From 218d552f306fefc34b60fee8135b976c3ab5807f Mon Sep 17 00:00:00 2001
From: Volodymyr Byno <volodia.b@matic.com>
Date: Thu, 13 May 2021 23:11:12 +0300
Subject: [PATCH] Fix loading the best model on the last stage of training
 (#11718)

---
 src/transformers/trainer.py   | 26 +++++++++++++-------------
 tests/test_modeling_common.py |  3 ++-
 2 files changed, 15 insertions(+), 14 deletions(-)

diff --git a/src/transformers/trainer.py b/src/transformers/trainer.py
index 8d79fe14ec..606a137a3e 100755
--- a/src/transformers/trainer.py
+++ b/src/transformers/trainer.py
@@ -1059,18 +1059,7 @@ class Trainer:
                 # We load the model state dict on the CPU to avoid an OOM error.
                 state_dict = torch.load(os.path.join(resume_from_checkpoint, WEIGHTS_NAME), map_location="cpu")
                 # If the model is on the GPU, it still works!
-                load_result = self.model.load_state_dict(state_dict, strict=False)
-                if len(load_result.missing_keys) != 0:
-                    if load_result.missing_keys == self.model._keys_to_ignore_on_save:
-                        self.model.tie_weights()
-                    else:
-                        logger.warn(
-                            f"There were missing keys in the checkpoint model loaded: {load_result.missing_keys}."
-                        )
-                if len(load_result.unexpected_keys) != 0:
-                    logger.warn(
-                        f"There were unexpected keys in the checkpoint model loaded: {load_result.unexpected_keys}."
-                    )
+                self._load_state_dict_in_model(state_dict)
 
         # If model was re-initialized, put it on the right device and update self.model_wrapped
         if model_reloaded:
@@ -1363,7 +1352,7 @@ class Trainer:
             # We load the model state dict on the CPU to avoid an OOM error.
             state_dict = torch.load(os.path.join(self.state.best_model_checkpoint, WEIGHTS_NAME), map_location="cpu")
             # If the model is on the GPU, it still works!
-            self.model.load_state_dict(state_dict)
+            self._load_state_dict_in_model(state_dict)
 
             if self.deepspeed:
                 self.deepspeed.load_checkpoint(
@@ -1385,6 +1374,17 @@ class Trainer:
 
         return TrainOutput(self.state.global_step, self._total_loss_scalar / self.state.global_step, metrics)
 
+    def _load_state_dict_in_model(self, state_dict):
+        load_result = self.model.load_state_dict(state_dict, strict=False)
+
+        if len(load_result.missing_keys) != 0:
+            if set(load_result.missing_keys) == set(self.model._keys_to_ignore_on_save):
+                self.model.tie_weights()
+            else:
+                logger.warn(f"There were missing keys in the checkpoint model loaded: {load_result.missing_keys}.")
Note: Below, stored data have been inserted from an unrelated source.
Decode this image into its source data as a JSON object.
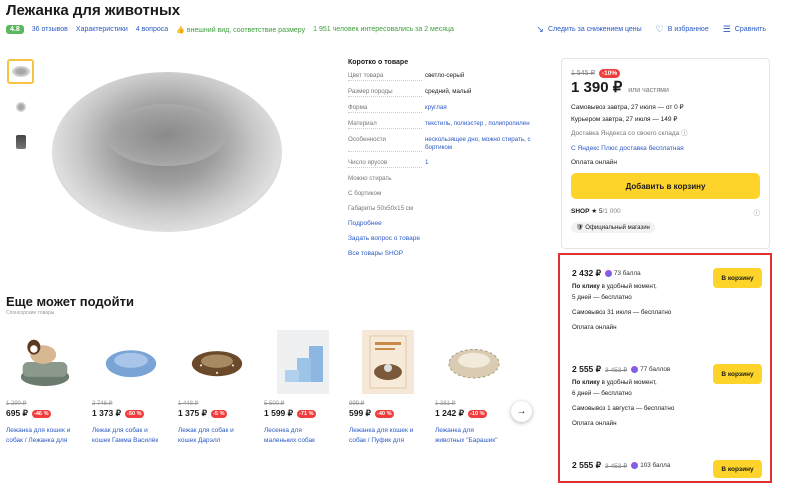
{
  "title": "Лежанка для животных",
  "meta": {
    "rating": "4.8",
    "reviews": "36 отзывов",
    "characteristics": "Характеристики",
    "questions": "4 вопроса",
    "praise": "внешний вид, соответствие размеру",
    "interest": "1 951 человек интересовались за 2 месяца"
  },
  "actions": {
    "track_price": "Следить за снижением цены",
    "favorites": "В избранное",
    "compare": "Сравнить"
  },
  "short": {
    "heading": "Коротко о товаре",
    "specs": [
      {
        "k": "Цвет товара",
        "v": "светло-серый",
        "link": false
      },
      {
        "k": "Размер породы",
        "v": "средний, малый",
        "link": false
      },
      {
        "k": "Форма",
        "v": "круглая",
        "link": true
      },
      {
        "k": "Материал",
        "v": "текстиль, полиэстер , полипропилен",
        "link": true
      },
      {
        "k": "Особенности",
        "v": "нескользящее дно, можно стирать, с бортиком",
        "link": true
      },
      {
        "k": "Число ярусов",
        "v": "1",
        "link": true
      }
    ],
    "single": [
      "Можно стирать",
      "С бортиком",
      "Габариты 50x50x15 см"
    ],
    "links": [
      "Подробнее",
      "Задать вопрос о товаре",
      "Все товары SHOP"
    ]
  },
  "price_card": {
    "old_price": "1 545 ₽",
    "discount": "-10%",
    "price": "1 390 ₽",
    "installments": "или частями",
    "pickup": "Самовывоз завтра, 27 июля — от 0 ₽",
    "courier": "Курьером завтра, 27 июля — 149 ₽",
    "warehouse": "Доставка Яндекса со своего склада",
    "plus": "С Яндекс Плюс доставка бесплатная",
    "payment": "Оплата онлайн",
    "add_button": "Добавить в корзину",
    "shop_name": "SHOP",
    "shop_rating": "★ 5",
    "shop_reviews": "/1 000",
    "official": "Официальный магазин"
  },
  "offers": [
    {
      "price": "2 432 ₽",
      "old": "",
      "bonus": "73 балла",
      "lines": [
        "По клику в удобный момент,",
        "5 дней — бесплатно",
        "Самовывоз 31 июля — бесплатно",
        "Оплата онлайн"
      ],
      "button": "В корзину"
    },
    {
      "price": "2 555 ₽",
      "old": "3 453 ₽",
      "bonus": "77 баллов",
      "lines": [
        "По клику в удобный момент,",
        "6 дней — бесплатно",
        "Самовывоз 1 августа — бесплатно",
        "Оплата онлайн"
      ],
      "button": "В корзину"
    },
    {
      "price": "2 555 ₽",
      "old": "3 453 ₽",
      "bonus": "103 балла",
      "lines": [],
      "button": "В корзину"
    }
  ],
  "more": {
    "title": "Еще может подойти",
    "sponsored": "Спонсорские товары",
    "items": [
      {
        "old": "1 290 ₽",
        "price": "695 ₽",
        "disc": "-46 %",
        "name1": "Лежанка для кошек и",
        "name2": "собак / Лежанка для"
      },
      {
        "old": "2 746 ₽",
        "price": "1 373 ₽",
        "disc": "-50 %",
        "name1": "Лежак для собак и",
        "name2": "кошек Гамма Василёк"
      },
      {
        "old": "1 448 ₽",
        "price": "1 375 ₽",
        "disc": "-5 %",
        "name1": "Лежак для собак и",
        "name2": "кошек Дарэлл"
      },
      {
        "old": "5 500 ₽",
        "price": "1 599 ₽",
        "disc": "-71 %",
        "name1": "Лесенка для",
        "name2": "маленьких собак"
      },
      {
        "old": "999 ₽",
        "price": "599 ₽",
        "disc": "-40 %",
        "name1": "Лежанка для кошек и",
        "name2": "собак / Пуфик для"
      },
      {
        "old": "1 381 ₽",
        "price": "1 242 ₽",
        "disc": "-10 %",
        "name1": "Лежанка для",
        "name2": "животных \"Барашик\""
      }
    ]
  }
}
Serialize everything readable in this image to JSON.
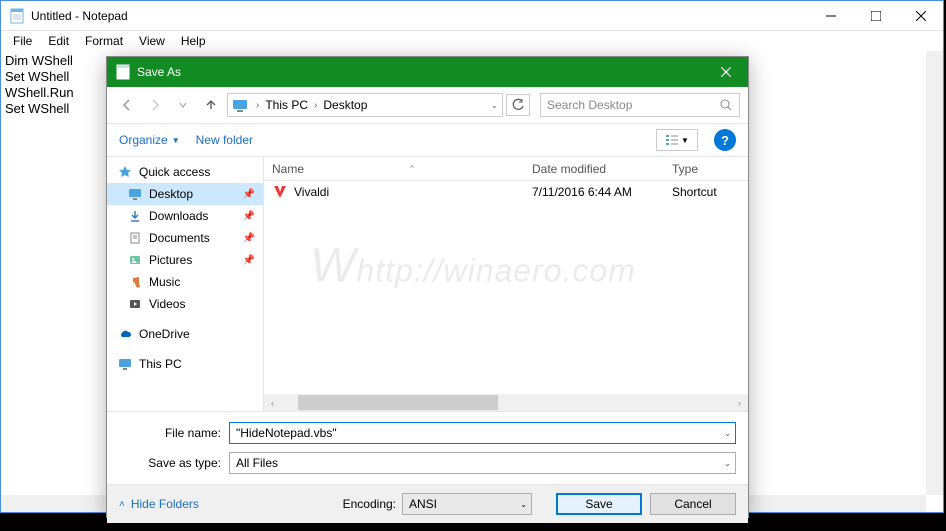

+        if len(load_result.unexpected_keys) != 0:
+            logger.warn(f"There were unexpected keys in the checkpoint model loaded: {load_result.unexpected_keys}.")
+
     def _maybe_log_save_evaluate(self, tr_loss, model, trial, epoch):
         if self.control.should_log:
             logs: Dict[str, float] = {}
diff --git a/tests/test_modeling_common.py b/tests/test_modeling_common.py
index 00b8080ff9..3ff21b1d5a 100755
--- a/tests/test_modeling_common.py
+++ b/tests/test_modeling_common.py
@@ -180,7 +180,8 @@ class ModelTesterMixin:
                 # Test we can load the state dict in the model, necessary for the checkpointing API in Trainer.
                 load_result = model.load_state_dict(state_dict_saved, strict=False)
                 self.assertTrue(
-                    len(load_result.missing_keys) == 0 or load_result.missing_keys == model._keys_to_ignore_on_save
+                    len(load_result.missing_keys) == 0
+                    or set(load_result.missing_keys) == set(model._keys_to_ignore_on_save)
                 )
                 self.assertTrue(len(load_result.unexpected_keys) == 0)